Kamar pasien.
Lampu putih menyinari ruangan yang steril. Suara alat monitor detak jantung berdetak lambat dan teratur. Di atas ranjang, Valentine terbaring lemah, selang infus terpasang di tangan, dan alat bantu pernapasan menutupi wajahnya. Tubuhnya nyaris tak bergerak—sunyi, seolah lenyap dari dunia.
Sandra, ibunya, berdiri di sisi ranjang dengan tangan bersedekap. Wajahnya terlihat lelah dan frustrasi. Matanya memandangi tubuh anak gadisnya tanpa berkata apa-apa untuk beberapa saat.
Akhirnya ia bergumam dengan suara rendah tapi tajam, "Kenapa dia begitu lalai... apa yang dia pikirkan? Tidak bisakah dia membuat kita tenang walau sekali saja..."
Di belakangnya, Arnold, kakak lelaki Valentine, hanya mengangkat bahu.
"Ma, dia sedang koma. Sekarang siapa yang akan merawatnya di sini?
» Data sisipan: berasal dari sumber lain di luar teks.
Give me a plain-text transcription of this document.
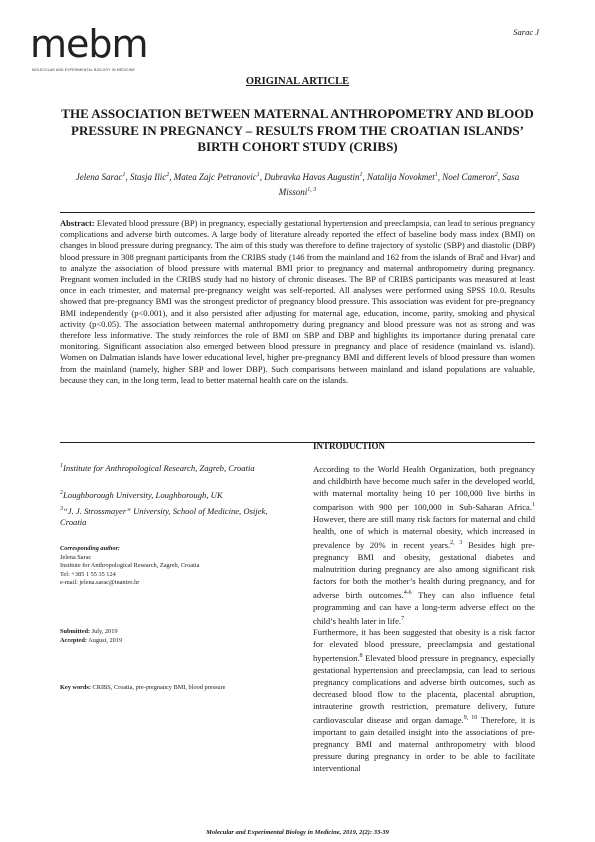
Sarac J
mebm
MOLECULAR AND EXPERIMENTAL BIOLOGY IN MEDICINE
ORIGINAL ARTICLE
THE ASSOCIATION BETWEEN MATERNAL ANTHROPOMETRY AND BLOOD PRESSURE IN PREGNANCY – RESULTS FROM THE CROATIAN ISLANDS’ BIRTH COHORT STUDY (CRIBS)
Jelena Sarac$^1$, Stasja Ilic$^2$, Matea Zajc Petranovic$^1$, Dubravka Havas Augustin$^1$, Natalija Novokmet$^1$, Noel Cameron$^2$, Sasa Missoni$^{1, 3}$
Abstract: Elevated blood pressure (BP) in pregnancy, especially gestational hypertension and preeclampsia, can lead to serious pregnancy complications and adverse birth outcomes. A large body of literature already reported the effect of baseline body mass index (BMI) on changes in blood pressure during pregnancy. The aim of this study was therefore to define trajectory of systolic (SBP) and diastolic (DBP) blood pressure in 308 pregnant participants from the CRIBS study (146 from the mainland and 162 from the islands of Brač and Hvar) and to analyze the association of blood pressure with maternal BMI prior to pregnancy and maternal anthropometry during pregnancy. Pregnant women included in the CRIBS study had no history of chronic diseases. The BP of CRIBS participants was measured at least once in each trimester, and maternal pre-pregnancy weight was self-reported. All analyses were performed using SPSS 10.0. Results showed that pre-pregnancy BMI was the strongest predictor of pregnancy blood pressure. This association was evident for pre-pregnancy BMI independently (p<0.001), and it also persisted after adjusting for maternal age, education, income, parity, smoking and physical activity (p<0.05). The association between maternal anthropometry during pregnancy and blood pressure was not as strong and was therefore less informative. The study reinforces the role of BMI on SBP and DBP and highlights its importance during prenatal care monitoring. Significant association also emerged between blood pressure in pregnancy and place of residence (mainland vs. island). Women on Dalmatian islands have lower educational level, higher pre-pregnancy BMI and different levels of blood pressure than women from the mainland (namely, higher SBP and lower DBP). Such comparisons between mainland and island populations are valuable, because they can, in the long term, lead to better maternal health care on the islands.
$^1$Institute for Anthropological Research, Zagreb, Croatia
$^2$Loughborough University, Loughborough, UK
$^3$“J. J. Strossmayer” University, School of Medicine, Osijek, Croatia
Corresponding author:
Jelena Sarac
Institute for Anthropological Research, Zagreb, Croatia
Tel: +385 1 55 35 124
e-mail: jelena.sarac@inantro.hr
Submitted: July, 2019
Accepted: August, 2019
Key words: CRIBS, Croatia, pre-pregnancy BMI, blood pressure
INTRODUCTION

According to the World Health Organization, both pregnancy and childbirth have become much safer in the developed world, with maternal mortality being 10 per 100,000 live births in comparison with 900 per 100,000 in Sub-Saharan Africa.$^1$ However, there are still many risk factors for maternal and child health, one of which is maternal obesity, which increased in prevalence by 20% in recent years.$^{2, 3}$ Besides high pre-pregnancy BMI and obesity, gestational diabetes and malnutrition during pregnancy are also among significant risk factors for both the mother’s health during pregnancy, and for adverse birth outcomes.$^{4-6}$ They can also influence fetal programming and can have a long-term adverse effect on the child’s health later in life.$^7$

Furthermore, it has been suggested that obesity is a risk factor for elevated blood pressure, preeclampsia and gestational hypertension.$^8$ Elevated blood pressure in pregnancy, especially gestational hypertension and preeclampsia, can lead to serious pregnancy complications and adverse birth outcomes, such as decreased blood flow to the placenta, placental abruption, intrauterine growth restriction, premature delivery, future cardiovascular disease and organ damage.$^{9, 10}$ Therefore, it is important to gain detailed insight into the associations of pre-pregnancy BMI and maternal anthropometry with blood pressure during pregnancy in order to be able to facilitate interventional

Molecular and Experimental Biology in Medicine, 2019, 2(2): 33-39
Aku tidak bisa. Aku harus kerja, aku ada tanggungan."
Katty, istrinya, berdiri di sebelahnya sambil menggenggam tas kecil. Ia menyambung cepat tanpa rasa bersalah.
"Aku juga tidak bisa. Rumah butuh diurus. Anak-anak siapa yang urus kalau aku jaga dia di sini?"
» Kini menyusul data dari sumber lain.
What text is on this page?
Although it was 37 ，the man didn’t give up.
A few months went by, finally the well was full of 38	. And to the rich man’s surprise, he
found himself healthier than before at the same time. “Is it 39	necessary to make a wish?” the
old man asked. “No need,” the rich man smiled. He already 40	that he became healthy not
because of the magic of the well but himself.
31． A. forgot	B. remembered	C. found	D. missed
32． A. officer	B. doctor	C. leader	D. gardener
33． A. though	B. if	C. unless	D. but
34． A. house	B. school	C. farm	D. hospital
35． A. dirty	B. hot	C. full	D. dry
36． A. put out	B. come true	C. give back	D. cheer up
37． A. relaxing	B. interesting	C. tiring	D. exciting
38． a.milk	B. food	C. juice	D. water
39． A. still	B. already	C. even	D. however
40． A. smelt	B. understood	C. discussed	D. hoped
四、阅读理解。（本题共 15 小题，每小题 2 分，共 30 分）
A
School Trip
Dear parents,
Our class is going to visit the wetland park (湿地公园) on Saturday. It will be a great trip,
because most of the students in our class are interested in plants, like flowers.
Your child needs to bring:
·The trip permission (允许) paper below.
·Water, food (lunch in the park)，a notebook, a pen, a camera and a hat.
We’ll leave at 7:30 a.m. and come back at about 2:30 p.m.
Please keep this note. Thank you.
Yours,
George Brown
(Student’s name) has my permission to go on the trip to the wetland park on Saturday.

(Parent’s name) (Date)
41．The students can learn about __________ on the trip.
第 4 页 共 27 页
Jacky, yang berdiri di dekat pintu, menyandarkan tubuhnya ke dinding. Ia menyimak percakapan itu dengan wajah datar, lalu melontarkan pertanyaan dengan nada datar.
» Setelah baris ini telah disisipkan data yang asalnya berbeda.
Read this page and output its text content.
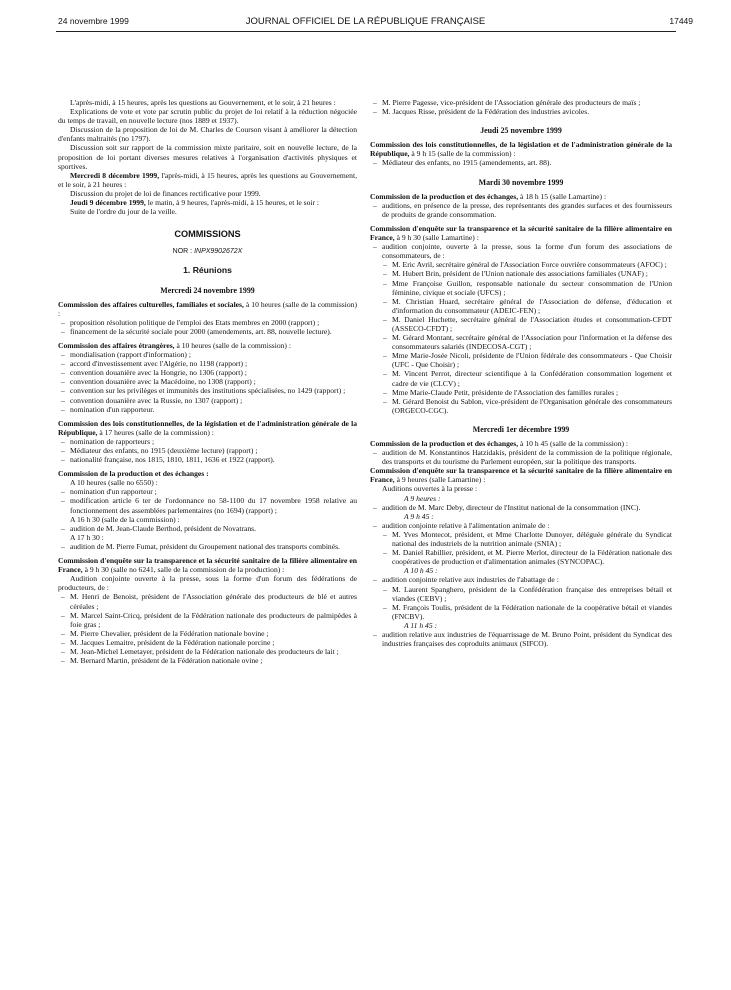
24 novembre 1999	JOURNAL OFFICIEL DE LA RÉPUBLIQUE FRANÇAISE	17449

L'après-midi, à 15 heures, après les questions au Gouvernement, et le soir, à 21 heures :

Explications de vote et vote par scrutin public du projet de loi relatif à la réduction négociée du temps de travail, en nouvelle lecture (nos 1889 et 1937).

Discussion de la proposition de loi de M. Charles de Courson visant à améliorer la détection d'enfants maltraités (no 1797).

Discussion soit sur rapport de la commission mixte paritaire, soit en nouvelle lecture, de la proposition de loi portant diverses mesures relatives à l'organisation d'activités physiques et sportives.

Mercredi 8 décembre 1999, l'après-midi, à 15 heures, après les questions au Gouvernement, et le soir, à 21 heures :

Discussion du projet de loi de finances rectificative pour 1999.

Jeudi 9 décembre 1999, le matin, à 9 heures, l'après-midi, à 15 heures, et le soir :

Suite de l'ordre du jour de la veille.

COMMISSIONS
NOR : INPX9902672X
1. Réunions
Mercredi 24 novembre 1999

Commission des affaires culturelles, familiales et sociales, à 10 heures (salle de la commission) :

– proposition résolution politique de l'emploi des Etats membres en 2000 (rapport) ;
– financement de la sécurité sociale pour 2000 (amendements, art. 88, nouvelle lecture).

Commission des affaires étrangères, à 10 heures (salle de la commission) :

– mondialisation (rapport d'information) ;
– accord d'investissement avec l'Algérie, no 1198 (rapport) ;
– convention douanière avec la Hongrie, no 1306 (rapport) ;
– convention douanière avec la Macédoine, no 1308 (rapport) ;
– convention sur les privilèges et immunités des institutions spécialisées, no 1429 (rapport) ;
– convention douanière avec la Russie, no 1307 (rapport) ;
– nomination d'un rapporteur.

Commission des lois constitutionnelles, de la législation et de l'administration générale de la République, à 17 heures (salle de la commission) :

– nomination de rapporteurs ;
– Médiateur des enfants, no 1915 (deuxième lecture) (rapport) ;
– nationalité française, nos 1815, 1810, 1811, 1636 et 1922 (rapport).

Commission de la production et des échanges :

A 10 heures (salle no 6550) :

– nomination d'un rapporteur ;
– modification article 6 ter de l'ordonnance no 58-1100 du 17 novembre 1958 relative au fonctionnement des assemblées parlementaires (no 1694) (rapport) ;

A 16 h 30 (salle de la commission) :

– audition de M. Jean-Claude Berthod, président de Novatrans.

A 17 h 30 :

– audition de M. Pierre Fumat, président du Groupement national des transports combinés.

Commission d'enquête sur la transparence et la sécurité sanitaire de la filière alimentaire en France, à 9 h 30 (salle no 6241, salle de la commission de la production) :

Audition conjointe ouverte à la presse, sous la forme d'un forum des fédérations de producteurs, de :

– M. Henri de Benoist, président de l'Association générale des producteurs de blé et autres céréales ;
– M. Marcel Saint-Cricq, président de la Fédération nationale des producteurs de palmipèdes à foie gras ;
– M. Pierre Chevalier, président de la Fédération nationale bovine ;
– M. Jacques Lemaitre, président de la Fédération nationale porcine ;
– M. Jean-Michel Lemetayer, président de la Fédération nationale des producteurs de lait ;
– M. Bernard Martin, président de la Fédération nationale ovine ;
– M. Pierre Pagesse, vice-président de l'Association générale des producteurs de maïs ;
– M. Jacques Risse, président de la Fédération des industries avicoles.
Jeudi 25 novembre 1999

Commission des lois constitutionnelles, de la législation et de l'administration générale de la République, à 9 h 15 (salle de la commission) :

– Médiateur des enfants, no 1915 (amendements, art. 88).
Mardi 30 novembre 1999

Commission de la production et des échanges, à 18 h 15 (salle Lamartine) :

– auditions, en présence de la presse, des représentants des grandes surfaces et des fournisseurs de produits de grande consommation.

Commission d'enquête sur la transparence et la sécurité sanitaire de la filière alimentaire en France, à 9 h 30 (salle Lamartine) :

– audition conjointe, ouverte à la presse, sous la forme d'un forum des associations de consommateurs, de :
– M. Eric Avril, secrétaire général de l'Association Force ouvrière consommateurs (AFOC) ;
– M. Hubert Brin, président de l'Union nationale des associations familiales (UNAF) ;
– Mme Françoise Guillon, responsable nationale du secteur consommation de l'Union féminine, civique et sociale (UFCS) ;
– M. Christian Huard, secrétaire général de l'Association de défense, d'éducation et d'information du consommateur (ADEIC-FEN) ;
– M. Daniel Huchette, secrétaire général de l'Association études et consommation-CFDT (ASSECO-CFDT) ;
– M. Gérard Montant, secrétaire général de l'Association pour l'information et la défense des consommateurs salariés (INDECOSA-CGT) ;
– Mme Marie-Josée Nicoli, présidente de l'Union fédérale des consommateurs - Que Choisir (UFC - Que Choisir) ;
– M. Vincent Perrot, directeur scientifique à la Confédération consommation logement et cadre de vie (CLCV) ;
– Mme Marie-Claude Petit, présidente de l'Association des familles rurales ;
– M. Gérard Benoist du Sablon, vice-président de l'Organisation générale des consommateurs (ORGECO-CGC).
Mercredi 1er décembre 1999

Commission de la production et des échanges, à 10 h 45 (salle de la commission) :

– audition de M. Konstantinos Hatzidakis, président de la commission de la politique régionale, des transports et du tourisme du Parlement européen, sur la politique des transports.

Commission d'enquête sur la transparence et la sécurité sanitaire de la filière alimentaire en France, à 9 heures (salle Lamartine) :

Auditions ouvertes à la presse :

A 9 heures :

– audition de M. Marc Deby, directeur de l'Institut national de la consommation (INC).

A 9 h 45 :

– audition conjointe relative à l'alimentation animale de :
– M. Yves Montecot, président, et Mme Charlotte Dunoyer, déléguée générale du Syndicat national des industriels de la nutrition animale (SNIA) ;
– M. Daniel Rabillier, président, et M. Pierre Merlot, directeur de la Fédération nationale des coopératives de production et d'alimentation animales (SYNCOPAC).

A 10 h 45 :

– audition conjointe relative aux industries de l'abattage de :
– M. Laurent Spanghero, président de la Confédération française des entreprises bétail et viandes (CEBV) ;
– M. François Toulis, président de la Fédération nationale de la coopérative bétail et viandes (FNCBV).

A 11 h 45 :

– audition relative aux industries de l'équarrissage de M. Bruno Point, président du Syndicat des industries françaises des coproduits animaux (SIFCO).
"Kalian ini keluarganya... kenapa malah saling tolak merawatnya? Masa aku yang harus menjaganya? Tidak masuk akal, kan?"
Ketiganya menoleh bersamaan ke arahnya.
"Kau itu calon suaminya!" jawab mereka serentak, dengan nada setengah memaksa.
Jacky mendengus pelan, melipat tangan di depan dada.
"Tapi kami belum menikah. Lagi pula... lihat kondisinya sekarang. Siapa juga yang mau menikahinya?" katanya pelan, tetapi cukup untuk membuat suasana jadi dingin.
Suasana kamar mendadak sunyi. Hanya suara mesin medis yang terdengar.
Arnold melangkah maju, nadanya mulai meninggi.
"Kau ini benar-benar tidak punya hati, Jacky! Adikku sudah dua tahun pacaran denganmu. Sekarang dia koma, malah kau mau lepas tangan begitu saja?".
"Dan kalian? Kalian juga sama saja Selama ini, niat kalian cuma satu—uang. Karena keluarga kami kaya. Jadi kalian mengira kalian bisa ambil keuntungan dariku."
Jacky kemudian beranjak dari kamar itu.
"Dia tidak sudi merawat Valentine, tidak mungkin kita yang melakukannya," gerutu Arnold sambil menggeser kursi dan duduk dengan malas.
"Asalkan Valentine membayar kita setelah sadar, maka aku akan merawatnya dengan baik," ucap Katty.
"Dia cuma karyawan biasa. Gaji bulanan pas-pasan. Berapa banyak yang dia bisa bayar? Lebih baik kita abaikan saja," gumamnya
Di koridor rumah sakit yang dingin, Jacky berhenti sejenak, menatap langit-langit, lalu menghembuskan napas.
"Keluarga miskin dan serakah..." bisiknya. "Lebih baik gadis itu tidak bangun sama sekali."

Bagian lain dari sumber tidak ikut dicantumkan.